I have often spoken about healthy organizations and the importance of trust in those organizations with a healthy culture. It is easy to say trust is important but how do we build trust? And, how do we come to trust others? So I did a bit of research to see if there are some relevant answers that can be applied to mountain operations. Here is paraphrasing from a blog post found at LeadingResources.com. Trust amongst the staff in lift operations, lift maintenance, snowmaking and ski patrol is important, knowing you can count on the team member to carry out their assignment or that someone has your back in a tight situation is so vital to success.
To understand how fundamental trust truly is, we have to go back to the beginning. As it turns out, we humans are hardwired to seek situations in which we feel trust, because our brains release high levels of oxytocin when we experience trust. Oxytocin is a neurotransmitter that makes us feel good and gives us positive feelings about the people around us. As a result, we are able to work through our disagreements and not harbor grudges. We cooperate in extraordinary ways.
Every one of our emotions stems from our feelings of trust—or the lack of it.
Trust is based on the principle of predictable returns. If I do this for you, I’ll get this in return. Reciprocity is an evolutionary strategy, hardwired into our genes. If you give me a hand, I’ll return the favor—especially if there’s a strong likelihood of repeated transactions with you in the future. We see this in our mountain ops departments where helping others builds that relationship that emerges into trust.
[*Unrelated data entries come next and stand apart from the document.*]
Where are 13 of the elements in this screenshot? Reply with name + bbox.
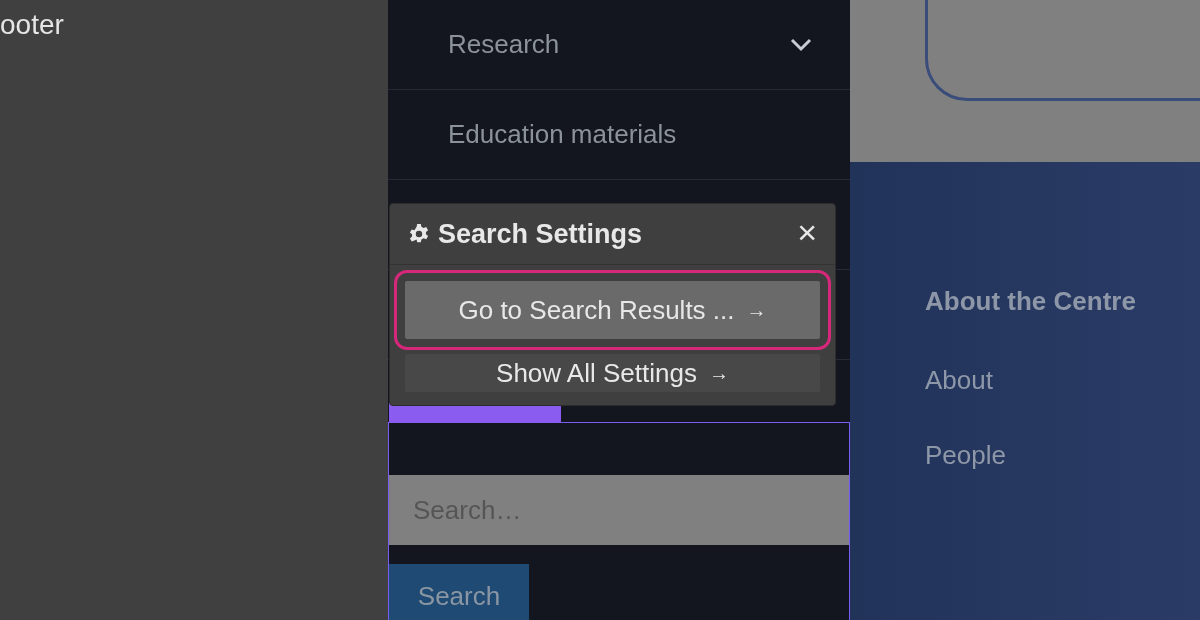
footer-link[interactable]: People	[925, 436, 1200, 476]
nav-link[interactable]: Research	[448, 25, 560, 64]
chevron-icon[interactable]	[790, 37, 812, 52]
popover-title: Search Settings	[438, 217, 643, 251]
footer-heading: About the Centre	[925, 286, 1137, 318]
settings-action-button[interactable]: Show All Settings →	[405, 354, 820, 392]
close-button[interactable]: ×	[797, 215, 817, 253]
settings-action-button[interactable]: Go to Search Results ... →	[405, 281, 820, 339]
footer-link[interactable]: About	[925, 361, 1200, 401]
settings-icon	[408, 223, 430, 245]
search-button[interactable]: Search	[389, 564, 529, 620]
panel-label: ooter	[0, 8, 64, 42]
nav-link[interactable]: Education materials	[448, 115, 677, 154]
Trust hinges on having enough information over time to determine whether reciprocity occurs. Our brains are hardwired to detect whether reciprocity and trust exist—or whether we’re getting the short end of the stick. This “cheater meter” is working in every conscious moment. If I think that you’ve treated me fairly, in ways I predicted, my cheater meter is in the green. If not, it swings into the red. For many in our world the “cheater meter” is on constantly as maybe it should be but if we don’t give others a chance how will trust be built?
You may not know it, but our cheater meters are working all the time.
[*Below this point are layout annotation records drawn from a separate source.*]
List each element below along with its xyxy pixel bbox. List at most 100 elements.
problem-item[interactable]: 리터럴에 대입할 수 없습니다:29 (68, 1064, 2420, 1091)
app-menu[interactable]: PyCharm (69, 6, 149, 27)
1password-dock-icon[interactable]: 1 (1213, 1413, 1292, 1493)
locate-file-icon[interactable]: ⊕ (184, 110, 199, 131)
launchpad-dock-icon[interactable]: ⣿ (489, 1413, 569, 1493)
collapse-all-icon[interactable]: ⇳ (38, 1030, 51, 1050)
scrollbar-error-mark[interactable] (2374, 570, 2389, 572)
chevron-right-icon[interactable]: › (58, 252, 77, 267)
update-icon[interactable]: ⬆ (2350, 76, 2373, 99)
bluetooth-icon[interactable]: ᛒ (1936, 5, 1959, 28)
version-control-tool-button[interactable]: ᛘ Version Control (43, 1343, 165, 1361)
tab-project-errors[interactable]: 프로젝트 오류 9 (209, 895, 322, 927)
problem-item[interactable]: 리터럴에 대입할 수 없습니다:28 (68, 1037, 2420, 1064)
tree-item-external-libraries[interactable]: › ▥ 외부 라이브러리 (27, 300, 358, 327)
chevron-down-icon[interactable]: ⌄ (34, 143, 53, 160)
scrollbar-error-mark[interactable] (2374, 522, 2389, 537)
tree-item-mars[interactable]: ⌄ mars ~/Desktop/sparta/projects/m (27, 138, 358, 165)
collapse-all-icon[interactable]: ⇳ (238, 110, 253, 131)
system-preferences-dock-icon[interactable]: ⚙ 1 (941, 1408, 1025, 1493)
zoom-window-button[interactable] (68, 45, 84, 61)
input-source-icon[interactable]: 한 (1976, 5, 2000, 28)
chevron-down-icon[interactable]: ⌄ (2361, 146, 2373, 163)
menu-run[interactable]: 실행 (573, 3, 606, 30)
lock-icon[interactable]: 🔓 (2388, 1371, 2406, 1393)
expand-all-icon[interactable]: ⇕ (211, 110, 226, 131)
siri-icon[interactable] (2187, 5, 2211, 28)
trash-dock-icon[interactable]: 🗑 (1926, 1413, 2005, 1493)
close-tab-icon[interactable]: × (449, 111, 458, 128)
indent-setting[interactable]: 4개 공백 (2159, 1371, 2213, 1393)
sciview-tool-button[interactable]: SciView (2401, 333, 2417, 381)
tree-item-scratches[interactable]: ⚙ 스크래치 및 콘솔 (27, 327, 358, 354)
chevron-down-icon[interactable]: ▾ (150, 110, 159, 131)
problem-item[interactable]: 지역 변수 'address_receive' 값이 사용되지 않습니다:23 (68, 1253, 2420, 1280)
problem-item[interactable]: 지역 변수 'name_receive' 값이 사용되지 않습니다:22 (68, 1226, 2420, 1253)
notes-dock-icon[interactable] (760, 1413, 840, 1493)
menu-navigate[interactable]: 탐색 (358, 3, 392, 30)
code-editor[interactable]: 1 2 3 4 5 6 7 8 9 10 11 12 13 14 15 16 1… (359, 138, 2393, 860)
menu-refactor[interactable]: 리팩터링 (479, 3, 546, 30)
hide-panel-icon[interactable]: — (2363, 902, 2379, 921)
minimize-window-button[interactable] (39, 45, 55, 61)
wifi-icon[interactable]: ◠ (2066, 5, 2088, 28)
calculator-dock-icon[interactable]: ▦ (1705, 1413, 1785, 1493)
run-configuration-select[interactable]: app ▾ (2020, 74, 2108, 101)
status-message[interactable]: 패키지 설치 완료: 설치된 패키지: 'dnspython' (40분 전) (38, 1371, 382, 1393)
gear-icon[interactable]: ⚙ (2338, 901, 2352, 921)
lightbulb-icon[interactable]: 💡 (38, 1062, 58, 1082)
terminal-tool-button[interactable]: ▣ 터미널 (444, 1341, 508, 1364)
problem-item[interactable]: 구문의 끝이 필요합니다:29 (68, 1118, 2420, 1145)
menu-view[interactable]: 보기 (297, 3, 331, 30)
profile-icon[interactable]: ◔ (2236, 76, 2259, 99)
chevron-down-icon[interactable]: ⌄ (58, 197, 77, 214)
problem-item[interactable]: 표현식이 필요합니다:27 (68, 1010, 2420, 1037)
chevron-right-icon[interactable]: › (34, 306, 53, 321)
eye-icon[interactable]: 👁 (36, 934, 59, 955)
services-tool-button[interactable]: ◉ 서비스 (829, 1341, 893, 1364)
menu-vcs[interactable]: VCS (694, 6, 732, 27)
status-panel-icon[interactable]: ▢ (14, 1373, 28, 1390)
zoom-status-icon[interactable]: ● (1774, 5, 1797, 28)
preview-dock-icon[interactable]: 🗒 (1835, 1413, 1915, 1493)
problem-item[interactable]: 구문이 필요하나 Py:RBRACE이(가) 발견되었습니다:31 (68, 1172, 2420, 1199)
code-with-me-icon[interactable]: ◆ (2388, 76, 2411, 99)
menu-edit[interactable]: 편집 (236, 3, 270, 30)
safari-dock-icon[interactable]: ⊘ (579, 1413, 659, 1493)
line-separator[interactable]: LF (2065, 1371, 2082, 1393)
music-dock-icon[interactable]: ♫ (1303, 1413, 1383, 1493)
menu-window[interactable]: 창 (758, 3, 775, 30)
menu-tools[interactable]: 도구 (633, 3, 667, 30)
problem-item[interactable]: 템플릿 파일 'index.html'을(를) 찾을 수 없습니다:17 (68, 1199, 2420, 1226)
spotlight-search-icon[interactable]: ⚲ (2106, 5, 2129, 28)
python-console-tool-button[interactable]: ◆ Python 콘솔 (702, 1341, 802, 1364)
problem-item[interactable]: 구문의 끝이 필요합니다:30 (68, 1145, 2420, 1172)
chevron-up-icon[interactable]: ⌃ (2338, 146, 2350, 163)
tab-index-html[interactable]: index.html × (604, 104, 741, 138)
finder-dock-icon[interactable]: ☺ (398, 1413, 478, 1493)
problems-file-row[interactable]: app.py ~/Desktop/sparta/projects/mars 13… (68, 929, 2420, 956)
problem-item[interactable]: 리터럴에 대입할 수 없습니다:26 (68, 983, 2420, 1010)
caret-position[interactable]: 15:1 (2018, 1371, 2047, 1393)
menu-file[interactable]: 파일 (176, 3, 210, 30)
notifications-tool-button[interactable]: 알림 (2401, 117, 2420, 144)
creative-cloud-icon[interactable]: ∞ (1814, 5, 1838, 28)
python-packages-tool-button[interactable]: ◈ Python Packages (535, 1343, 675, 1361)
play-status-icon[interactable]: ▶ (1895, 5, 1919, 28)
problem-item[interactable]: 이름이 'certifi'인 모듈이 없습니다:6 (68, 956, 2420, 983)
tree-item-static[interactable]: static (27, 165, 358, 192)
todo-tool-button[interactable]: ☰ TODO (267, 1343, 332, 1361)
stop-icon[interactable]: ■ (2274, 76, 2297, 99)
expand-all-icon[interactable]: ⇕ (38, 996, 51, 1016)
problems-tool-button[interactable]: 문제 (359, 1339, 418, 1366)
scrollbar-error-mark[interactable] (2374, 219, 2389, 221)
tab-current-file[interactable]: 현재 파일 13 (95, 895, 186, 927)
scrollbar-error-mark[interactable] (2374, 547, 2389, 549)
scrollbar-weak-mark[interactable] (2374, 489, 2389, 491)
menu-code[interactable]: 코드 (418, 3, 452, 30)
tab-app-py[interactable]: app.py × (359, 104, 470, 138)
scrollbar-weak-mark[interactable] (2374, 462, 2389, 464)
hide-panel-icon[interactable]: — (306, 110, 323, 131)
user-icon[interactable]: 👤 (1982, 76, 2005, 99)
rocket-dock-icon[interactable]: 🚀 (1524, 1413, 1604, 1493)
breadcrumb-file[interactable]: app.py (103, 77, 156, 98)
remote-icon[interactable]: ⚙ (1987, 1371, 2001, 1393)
When we feel trust, our cheater meter fades into the background. Everything feels good (that’s the oxytocin talking). But our cheater meters emerge the moment we experience distrust. Did your boss not include you in a decision that affects you? Did your peer forget to inform you about a bit of info relating to your job? Think about it. You know vividly when you distrust someone. Your cheater meter is a finely tuned instrument—one that you may not have even known existed. It’s working right now as you read this. Do you feel you’re getting useful information? Is this what you hoped to be learning? That’s your cheater meter at work.
Let’s add another layer of nuance to this trust business:
Each of us sets our cheater meter a bit differently.
This is particularly evident at the start of a relationship. Some people trust until they have data that convinces them otherwise. Some people distrust until they see evidence that they can trust. And a small percentage is on the margins: they either trust too much or rarely feel trust. Look at the following table and think about where your cheater meter is set.
If you said “trust until” you join roughly 45 percent of the population who feel that way. Another 45 percent say they “distrust until.” The remaining 10 percent occupy the two extremes, again in roughly even percentages. People have different trust orientations. That’s important to remember as you think about strategies for building trust.
Another dimension of trust has to do with expectations. Some have very high expectations and thus are easily disappointed. Others have low expectations and don’t feel particularly bothered when their expectations aren’t met.
So how do you build trust?
At the most basic level, trust is about reciprocity.
Reciprocity means getting treated fairly. In a work setting, this means people feel trust when they are paid fairly for the work they do. They feel trust when they are recognized for a job well done. Reciprocity hinges on predictability. If you’ve said something will occur if certain expectations are met, you’d better adhere to the deal—otherwise, you’ll set off a chain reaction of distrust.
Trust is not just about reciprocity. It’s about speed.
In a world where information flows at the speed of light, the speed of trust is the speed at which a colleague voluntarily communicates information that is important for you to know. For example, if I have the inside scoop on a fellow employee’s status or possible promotion, the speed of trust is reflected in how quickly I send you that information.
Trust obviously depends on communication.
Trust means that every employee, starting at the top, knows the organization’s goals. Trust means that roles and responsibilities are clear and that the rules for dealing with conflicts are well understood. Trust means holding people accountable for what they do and don’t do. High levels of trust enable people to listen to each other’s views, to talk about tough issues, to share information, and to work together as a team.
Another important element of trust is transparency—letting people know what’s going on even if the news is not all good.
Good company leadership shares how things are going, good or bad. Senior management goes out of its way to communicate what’s going on with revenues and profits. Transparency also builds trust with customers and other stakeholders. Transparency builds trust.
My big take away from this is that communication and transparency are critical to building trust and too trusting those around us. Being straight with our lift operators, snowmakers, lift maintenance folks is so important and even more important is communication. I have spoken of clarity and repeating the message in other posts. Building trust further strengthens the need for clarity in setting expectations, and delivering instructions and just because you said it once don’t think that you have said enough.